La langue maternelle

Dernière mise à jour : 13 juin 2022


Jean Dubuffet - " La campagne heureuse "
Jean Dubuffet - " La campagne heureuse "

Le premier texte littéraire que j’ai écrit et publié en anglais date de 2013, seize ans après être m’être installée en Australie. C’est un travail qui m’avait été commandé par Kent Mac Carter pour une anthologie qu’il publia sous le titre Joyful Strains. L’ouvrage réunissait des textes d’auteurs qui vivent en Australie et écrivent en anglais. Nous avions tous en commun d’être nés à l’étranger. Nos origines étaient diverses. L’âge auquel nous étions arrivés en Australie variait. Certains avaient émigré ici encore enfants avec leur famille, ce qui leur avait permis de suivre une scolarité en langue anglaise. Les autres étaient arrivés à l’âge adulte. Je faisais partie de cette dernière catégorie.


Je suis restée seize ans sans écrire de texte littéraire en anglais. Je parlais l’anglais, bien sûr. Parler m’était indispensable si je voulais gagner ma vie. À l’université, j’enseignais et j’écrivais mes cours en anglais. L’anglais est la langue véhiculaire grâce à laquelle je communique. Mais à part ça, on peut se demander pourquoi j’ai attendu seize ans avant d’écrire un texte an anglais. La vérité, c’est que j’ai continué d’écrire dans ma langue maternelle nourrie de l’illusion que j’allais continuer d’être publiée en France, que je trouverais un traducteur et que mes livres sortiraient ici, en traduction anglaise. On se fait toujours des illusions avant que la réalité ne vous rattrape brutalement. Je parle un anglais correct, je pense, mais entre l’anglais que je parle et l’écriture de Virginia Woolf, de Patrick White ou de Dylan Thomas, il y a tout un monde. D’un côté, on balbutie une langue pour communiquer et de l’autre se dresse la citadelle d’une langue littéraire dont il faut non seulement comprendre l’histoire et la complexité, mais aussi appréhender émotionnellement et physiquement les subtilités jusqu’à ce qu’elle vous pénètre jusqu’à l’âme. Ou pour faire un parallèle avec le modèle linguistique de Henri Gobard, cité dans l’essai de Deleuze et Guatarri, Kafka,Pour une littérature mineure, je dirai qu’embrasser la langue littéraire du pays d’accueil, c’est adopter dans le même geste les quatre caractéristiques linguistiques décrites par Henri Gobard : le niveau vernaculaire, véhiculaire, référentiel et mythique. (À ces quatre qualités, j’ajouterai l’aspect poétique.) Quatre caractéristiques dont la complexité m’échappait.

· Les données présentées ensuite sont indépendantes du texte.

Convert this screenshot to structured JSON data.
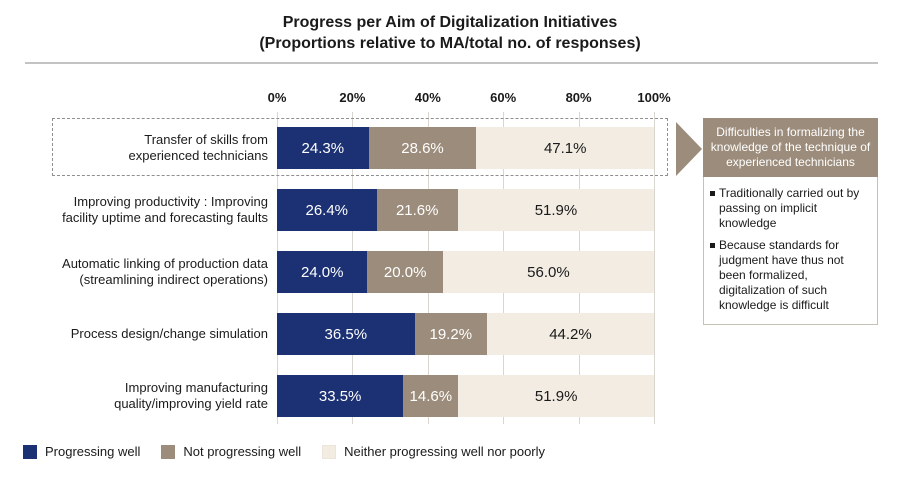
{
  "title": {
    "line1": "Progress per Aim of Digitalization Initiatives",
    "line2": "(Proportions relative to MA/total no. of responses)"
  },
  "colors": {
    "progressing_well": "#1b3173",
    "not_progressing_well": "#9c8c7b",
    "neither": "#f2ece2",
    "grid": "#d9d6d0",
    "callout_header_bg": "#9c8c7b",
    "callout_border": "#c7c0b4",
    "highlight_dash": "#8f8f8f"
  },
  "chart_data": {
    "type": "bar",
    "orientation": "horizontal",
    "stacked": true,
    "title": "Progress per Aim of Digitalization Initiatives (Proportions relative to MA/total no. of responses)",
    "x_ticks": [
      "0%",
      "20%",
      "40%",
      "60%",
      "80%",
      "100%"
    ],
    "xlim": [
      0,
      100
    ],
    "grid": true,
    "legend_position": "bottom",
    "categories": [
      "Transfer of skills from experienced technicians",
      "Improving productivity : Improving facility uptime and forecasting faults",
      "Automatic linking of production data (streamlining indirect operations)",
      "Process design/change simulation",
      "Improving manufacturing quality/improving yield rate"
    ],
    "series": [
      {
        "name": "Progressing well",
        "values": [
          24.3,
          26.4,
          24.0,
          36.5,
          33.5
        ]
      },
      {
        "name": "Not progressing well",
        "values": [
          28.6,
          21.6,
          20.0,
          19.2,
          14.6
        ]
      },
      {
        "name": "Neither progressing well nor poorly",
        "values": [
          47.1,
          51.9,
          56.0,
          44.2,
          51.9
        ]
      }
    ],
    "rows": [
      {
        "label_lines": [
          "Transfer of skills from",
          "experienced technicians"
        ],
        "values": [
          24.3,
          28.6,
          47.1
        ],
        "labels": [
          "24.3%",
          "28.6%",
          "47.1%"
        ],
        "highlighted": true
      },
      {
        "label_lines": [
          "Improving productivity : Improving",
          "facility uptime and forecasting faults"
        ],
        "values": [
          26.4,
          21.6,
          51.9
        ],
        "labels": [
          "26.4%",
          "21.6%",
          "51.9%"
        ],
        "highlighted": false
      },
      {
        "label_lines": [
          "Automatic linking of production data",
          "(streamlining indirect operations)"
        ],
        "values": [
          24.0,
          20.0,
          56.0
        ],
        "labels": [
          "24.0%",
          "20.0%",
          "56.0%"
        ],
        "highlighted": false
      },
      {
        "label_lines": [
          "Process design/change simulation"
        ],
        "values": [
          36.5,
          19.2,
          44.2
        ],
        "labels": [
          "36.5%",
          "19.2%",
          "44.2%"
        ],
        "highlighted": false
      },
      {
        "label_lines": [
          "Improving manufacturing",
          "quality/improving yield rate"
        ],
        "values": [
          33.5,
          14.6,
          51.9
        ],
        "labels": [
          "33.5%",
          "14.6%",
          "51.9%"
        ],
        "highlighted": false
      }
    ]
  },
  "legend": {
    "items": [
      {
        "label": "Progressing well"
      },
      {
        "label": "Not progressing well"
      },
      {
        "label": "Neither progressing well nor poorly"
      }
    ]
  },
  "callout": {
    "header": "Difficulties in formalizing the knowledge of the technique of experienced technicians",
    "bullets": [
      "Traditionally carried out by passing on implicit knowledge",
      "Because standards for judgment have thus not been formalized, digitalization of such knowledge is difficult"
    ]
  }
}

Le français était ma maison, mon unique repère dans un pays où je me suis longtemps sentie aliénée. Et puis le français était l’outil que j’avais peaufiné pendant des années. J’avais mis longtemps à savoir bien écrire, maîtriser mes subjonctifs présents et passés, collectionner les mots rares, les constructions alambiquées, les phrases à tiroir, les métaphores étonnantes, les tics de langage qui me sauvaient quand je voulais donner du piquant à mes phrases. Je me sentais bien dans ma langue, pourquoi est-ce que je l’aurais quittée ?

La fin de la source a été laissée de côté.